Heute ist Joachim Bauer an der Abteilung für Psychosomatische Medizin der Universitätsklinik Freiburg tätig und Professor für Psychoneuroimmunologie. Er ist wissenschaftlicher Leiter des Münchner "Instituts für Gesundheit in pädagogischen Berufen". Derzeitige Schwerpunkte seiner Arbeit sind somatoforme Störungen, Traumafolge-Krankheiten, Depressionen, Angsterkrankungen und beruflicher Burnout. Bauer befasst sich insbesondere mit Fragen der Gesundheit in pädagogischen Berufen.

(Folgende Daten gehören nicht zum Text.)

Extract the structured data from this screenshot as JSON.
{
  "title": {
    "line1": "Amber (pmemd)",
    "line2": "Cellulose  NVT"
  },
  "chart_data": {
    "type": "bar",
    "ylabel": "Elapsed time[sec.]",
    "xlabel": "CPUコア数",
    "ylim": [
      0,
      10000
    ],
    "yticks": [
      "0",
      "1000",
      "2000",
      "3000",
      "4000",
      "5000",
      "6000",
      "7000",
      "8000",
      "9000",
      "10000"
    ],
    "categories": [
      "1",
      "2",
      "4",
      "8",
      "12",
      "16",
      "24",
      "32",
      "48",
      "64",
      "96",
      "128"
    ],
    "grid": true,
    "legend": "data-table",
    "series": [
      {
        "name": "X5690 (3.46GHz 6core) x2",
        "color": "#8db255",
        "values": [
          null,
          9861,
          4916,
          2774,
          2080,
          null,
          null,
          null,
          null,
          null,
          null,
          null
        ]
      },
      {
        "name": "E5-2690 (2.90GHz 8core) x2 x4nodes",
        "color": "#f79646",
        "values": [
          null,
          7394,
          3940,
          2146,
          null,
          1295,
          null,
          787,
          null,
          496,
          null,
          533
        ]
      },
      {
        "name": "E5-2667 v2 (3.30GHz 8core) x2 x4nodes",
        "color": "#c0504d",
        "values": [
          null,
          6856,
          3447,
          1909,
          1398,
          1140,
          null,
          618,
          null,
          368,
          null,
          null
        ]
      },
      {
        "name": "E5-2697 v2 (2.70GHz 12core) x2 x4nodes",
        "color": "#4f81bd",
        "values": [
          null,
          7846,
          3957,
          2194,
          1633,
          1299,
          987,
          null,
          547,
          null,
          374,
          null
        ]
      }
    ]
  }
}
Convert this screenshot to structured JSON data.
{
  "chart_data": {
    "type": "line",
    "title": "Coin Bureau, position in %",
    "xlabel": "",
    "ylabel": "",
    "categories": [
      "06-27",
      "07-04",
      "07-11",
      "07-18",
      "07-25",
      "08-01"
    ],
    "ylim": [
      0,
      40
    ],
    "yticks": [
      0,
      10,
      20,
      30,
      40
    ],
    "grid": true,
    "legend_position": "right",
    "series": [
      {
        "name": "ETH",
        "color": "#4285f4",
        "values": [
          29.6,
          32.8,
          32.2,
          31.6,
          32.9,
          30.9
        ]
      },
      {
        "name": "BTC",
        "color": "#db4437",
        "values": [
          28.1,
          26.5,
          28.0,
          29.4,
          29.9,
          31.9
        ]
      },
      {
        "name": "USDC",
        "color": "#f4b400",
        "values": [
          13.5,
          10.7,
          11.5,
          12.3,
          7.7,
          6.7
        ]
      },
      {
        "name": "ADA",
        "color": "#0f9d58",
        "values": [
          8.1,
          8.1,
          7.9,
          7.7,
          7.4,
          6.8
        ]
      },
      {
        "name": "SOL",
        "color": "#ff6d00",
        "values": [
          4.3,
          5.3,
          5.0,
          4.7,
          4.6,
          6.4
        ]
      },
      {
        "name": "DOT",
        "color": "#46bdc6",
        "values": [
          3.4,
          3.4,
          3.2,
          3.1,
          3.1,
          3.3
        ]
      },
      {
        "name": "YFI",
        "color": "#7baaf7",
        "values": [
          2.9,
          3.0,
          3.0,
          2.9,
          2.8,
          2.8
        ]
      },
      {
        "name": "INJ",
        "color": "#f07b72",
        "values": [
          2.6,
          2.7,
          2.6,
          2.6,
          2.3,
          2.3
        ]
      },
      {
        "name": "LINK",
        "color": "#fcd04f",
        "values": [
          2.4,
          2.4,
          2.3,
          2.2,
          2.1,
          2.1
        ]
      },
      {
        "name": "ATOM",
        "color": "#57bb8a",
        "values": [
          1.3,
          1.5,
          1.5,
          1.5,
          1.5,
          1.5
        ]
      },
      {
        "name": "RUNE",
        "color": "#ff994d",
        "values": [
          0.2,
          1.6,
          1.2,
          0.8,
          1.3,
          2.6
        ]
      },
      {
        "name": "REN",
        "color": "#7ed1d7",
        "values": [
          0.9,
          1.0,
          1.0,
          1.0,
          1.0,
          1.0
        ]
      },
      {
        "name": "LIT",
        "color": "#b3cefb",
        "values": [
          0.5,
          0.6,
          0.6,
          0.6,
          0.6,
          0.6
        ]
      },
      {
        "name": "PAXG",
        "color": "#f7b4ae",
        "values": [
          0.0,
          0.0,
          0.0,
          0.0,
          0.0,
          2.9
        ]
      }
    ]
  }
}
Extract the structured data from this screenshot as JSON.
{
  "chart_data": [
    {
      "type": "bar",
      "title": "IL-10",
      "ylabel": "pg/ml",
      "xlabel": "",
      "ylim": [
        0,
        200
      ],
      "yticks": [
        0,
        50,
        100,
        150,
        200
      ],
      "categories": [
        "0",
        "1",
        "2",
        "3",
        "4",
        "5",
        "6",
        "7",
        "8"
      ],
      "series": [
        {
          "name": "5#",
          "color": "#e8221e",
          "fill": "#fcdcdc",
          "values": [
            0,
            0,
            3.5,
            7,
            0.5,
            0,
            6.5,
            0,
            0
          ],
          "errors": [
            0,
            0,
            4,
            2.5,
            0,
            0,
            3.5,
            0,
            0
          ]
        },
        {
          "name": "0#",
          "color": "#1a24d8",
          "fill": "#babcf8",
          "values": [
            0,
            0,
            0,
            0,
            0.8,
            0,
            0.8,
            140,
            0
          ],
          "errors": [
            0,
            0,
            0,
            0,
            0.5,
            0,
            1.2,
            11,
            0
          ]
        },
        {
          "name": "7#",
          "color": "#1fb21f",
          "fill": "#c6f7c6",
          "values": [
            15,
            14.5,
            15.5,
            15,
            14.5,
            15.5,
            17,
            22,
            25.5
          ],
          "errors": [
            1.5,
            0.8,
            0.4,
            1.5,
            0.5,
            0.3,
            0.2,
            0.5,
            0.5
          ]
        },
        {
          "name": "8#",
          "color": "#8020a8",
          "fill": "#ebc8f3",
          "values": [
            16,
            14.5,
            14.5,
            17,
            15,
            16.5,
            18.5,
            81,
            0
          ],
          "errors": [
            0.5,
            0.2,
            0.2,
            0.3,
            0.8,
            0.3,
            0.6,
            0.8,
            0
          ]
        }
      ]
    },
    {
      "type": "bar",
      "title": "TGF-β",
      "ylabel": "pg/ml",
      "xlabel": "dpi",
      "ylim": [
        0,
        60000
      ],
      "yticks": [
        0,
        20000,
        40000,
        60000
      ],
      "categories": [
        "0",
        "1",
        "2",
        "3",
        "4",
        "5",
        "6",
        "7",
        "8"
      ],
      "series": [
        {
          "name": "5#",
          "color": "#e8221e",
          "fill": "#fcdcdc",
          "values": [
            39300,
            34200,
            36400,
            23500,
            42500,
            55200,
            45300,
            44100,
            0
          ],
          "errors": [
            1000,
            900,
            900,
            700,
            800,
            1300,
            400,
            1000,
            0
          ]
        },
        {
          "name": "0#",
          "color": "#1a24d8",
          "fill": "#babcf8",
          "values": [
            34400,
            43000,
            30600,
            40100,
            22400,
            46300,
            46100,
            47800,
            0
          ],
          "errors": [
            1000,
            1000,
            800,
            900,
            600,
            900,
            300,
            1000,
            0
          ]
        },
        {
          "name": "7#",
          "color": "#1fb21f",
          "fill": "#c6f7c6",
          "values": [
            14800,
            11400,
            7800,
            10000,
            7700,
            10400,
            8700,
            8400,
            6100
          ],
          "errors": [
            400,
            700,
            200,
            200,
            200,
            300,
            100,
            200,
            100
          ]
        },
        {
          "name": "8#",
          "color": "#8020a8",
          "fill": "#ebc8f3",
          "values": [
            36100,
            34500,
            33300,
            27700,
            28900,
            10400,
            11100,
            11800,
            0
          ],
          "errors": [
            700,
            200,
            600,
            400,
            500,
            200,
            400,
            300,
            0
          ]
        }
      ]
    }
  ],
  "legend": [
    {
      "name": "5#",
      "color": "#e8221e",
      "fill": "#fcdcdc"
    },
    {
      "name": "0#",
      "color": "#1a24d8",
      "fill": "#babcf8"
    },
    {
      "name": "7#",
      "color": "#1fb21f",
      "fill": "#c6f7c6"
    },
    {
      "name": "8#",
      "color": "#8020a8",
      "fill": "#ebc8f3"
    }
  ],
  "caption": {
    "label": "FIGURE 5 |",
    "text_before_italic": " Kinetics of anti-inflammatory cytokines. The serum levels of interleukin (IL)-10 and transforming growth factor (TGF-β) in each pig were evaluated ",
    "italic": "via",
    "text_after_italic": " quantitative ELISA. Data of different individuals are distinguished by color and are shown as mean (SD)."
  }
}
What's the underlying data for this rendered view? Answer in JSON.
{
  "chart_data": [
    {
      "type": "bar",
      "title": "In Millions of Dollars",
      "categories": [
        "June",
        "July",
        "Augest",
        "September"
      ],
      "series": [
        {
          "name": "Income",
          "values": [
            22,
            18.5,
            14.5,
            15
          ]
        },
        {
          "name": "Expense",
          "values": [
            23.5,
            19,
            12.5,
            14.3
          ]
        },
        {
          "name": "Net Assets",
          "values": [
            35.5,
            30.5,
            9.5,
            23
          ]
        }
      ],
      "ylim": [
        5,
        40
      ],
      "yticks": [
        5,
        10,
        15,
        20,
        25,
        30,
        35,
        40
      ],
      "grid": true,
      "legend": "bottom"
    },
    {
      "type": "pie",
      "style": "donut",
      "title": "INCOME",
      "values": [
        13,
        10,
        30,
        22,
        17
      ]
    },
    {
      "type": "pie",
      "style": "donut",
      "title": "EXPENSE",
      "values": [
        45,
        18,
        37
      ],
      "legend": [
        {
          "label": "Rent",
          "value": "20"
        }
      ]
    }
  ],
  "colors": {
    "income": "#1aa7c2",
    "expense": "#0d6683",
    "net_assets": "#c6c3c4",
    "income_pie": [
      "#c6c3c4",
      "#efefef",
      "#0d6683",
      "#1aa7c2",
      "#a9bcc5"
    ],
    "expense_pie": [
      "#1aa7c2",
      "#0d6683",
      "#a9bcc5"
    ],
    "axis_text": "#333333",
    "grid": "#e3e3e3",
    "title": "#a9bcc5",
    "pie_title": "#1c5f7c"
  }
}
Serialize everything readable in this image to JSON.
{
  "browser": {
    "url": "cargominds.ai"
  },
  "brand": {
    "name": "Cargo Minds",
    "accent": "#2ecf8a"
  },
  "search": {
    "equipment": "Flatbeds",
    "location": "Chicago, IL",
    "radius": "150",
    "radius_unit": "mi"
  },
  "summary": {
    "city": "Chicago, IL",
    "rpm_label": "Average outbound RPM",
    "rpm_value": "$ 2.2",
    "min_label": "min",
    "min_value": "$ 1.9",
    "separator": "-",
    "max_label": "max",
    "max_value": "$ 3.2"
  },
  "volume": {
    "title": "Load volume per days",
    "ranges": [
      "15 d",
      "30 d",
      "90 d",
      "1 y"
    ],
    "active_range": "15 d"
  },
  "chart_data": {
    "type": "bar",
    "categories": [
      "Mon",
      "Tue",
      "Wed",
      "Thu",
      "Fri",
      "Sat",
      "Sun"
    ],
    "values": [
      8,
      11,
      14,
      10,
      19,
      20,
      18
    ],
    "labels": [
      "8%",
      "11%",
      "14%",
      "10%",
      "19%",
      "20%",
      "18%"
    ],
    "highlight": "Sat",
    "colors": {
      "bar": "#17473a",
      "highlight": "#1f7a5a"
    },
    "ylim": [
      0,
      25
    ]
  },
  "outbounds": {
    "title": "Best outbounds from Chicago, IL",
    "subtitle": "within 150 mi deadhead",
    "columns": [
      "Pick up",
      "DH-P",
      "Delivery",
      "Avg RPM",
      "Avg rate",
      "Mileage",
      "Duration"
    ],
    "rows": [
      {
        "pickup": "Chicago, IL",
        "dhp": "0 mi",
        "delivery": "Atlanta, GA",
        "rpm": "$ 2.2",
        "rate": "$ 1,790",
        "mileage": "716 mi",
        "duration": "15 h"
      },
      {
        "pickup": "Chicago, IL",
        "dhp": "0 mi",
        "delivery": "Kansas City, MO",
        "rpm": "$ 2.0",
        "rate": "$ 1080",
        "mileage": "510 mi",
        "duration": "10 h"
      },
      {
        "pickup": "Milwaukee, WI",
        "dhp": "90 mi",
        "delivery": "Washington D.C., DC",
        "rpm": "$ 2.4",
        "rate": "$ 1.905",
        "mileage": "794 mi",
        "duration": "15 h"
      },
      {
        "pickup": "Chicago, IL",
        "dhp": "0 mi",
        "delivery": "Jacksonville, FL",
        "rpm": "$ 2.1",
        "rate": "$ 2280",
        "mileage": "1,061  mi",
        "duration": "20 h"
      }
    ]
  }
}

Für seine neurobiologischen Forschungsarbeiten erhielt er 1996 den renommierten Organon-Preis der Deutschen Gesellschaft für Biologische Psychiatrie.
In seinem Bestseller "Warum ich fühle, was du fühlst" (Verlag Heyne) schreibt Bauer über die intuitive Kommunikation und das Geheimnis der Spiegelneuronen. Weitere Bücher: "Prinzip Menschlichkeit. Warum wir von Natur aus kooperieren" (Hoffmann und Campe), "Das Gedächtnis des Körpers. Wie Beziehungen und Lebensstile unsere Gene steuern" (Piper). Zuletzt erschien sein Buch "Lob der Schule" (Hoffmann und Campe), eine Antwort auf Bernhard Buebs viel diskutierte Streitschrift "Lob der Disziplin". Joachim Bauer ist Vater von zwei Kindern und lebt in Freiburg.
Spiegelneuronen
Spiegelneuronen (auch: Spiegelneurone) sind Nervenzellen, die im Gehirn während der Betrachtung eines Vorgangs die gleichen Potenziale auslösen, wie sie entstünden, wenn dieser Vorgang nicht bloß (passiv) betrachtet, sondern (aktiv) gestaltet würde.
Sie wurden vom Italiener Giacomo Rizzolatti und dessen Mitarbeitern bei Affen im Tierversuch entdeckt. In diesen Un tersuchungen fiel auf, dass Neuronen im Feld "F5c" des Großhirns dann reagierten, wenn zielmotorische Hand-Objekt-Interaktionen durchgeführt oder bei anderen - zumindest anatomisch ähnlichen - lebenden Individuen beobachtet wurden.
Bei Menschen konnten diese Neuronen u. a. im Broca -Zentrum nachgewiesen werden, das für die Sprachverarbeitung bedeutsam ist. Es wird derzeit ein ganzes System von Spiegelneuronen angenommen.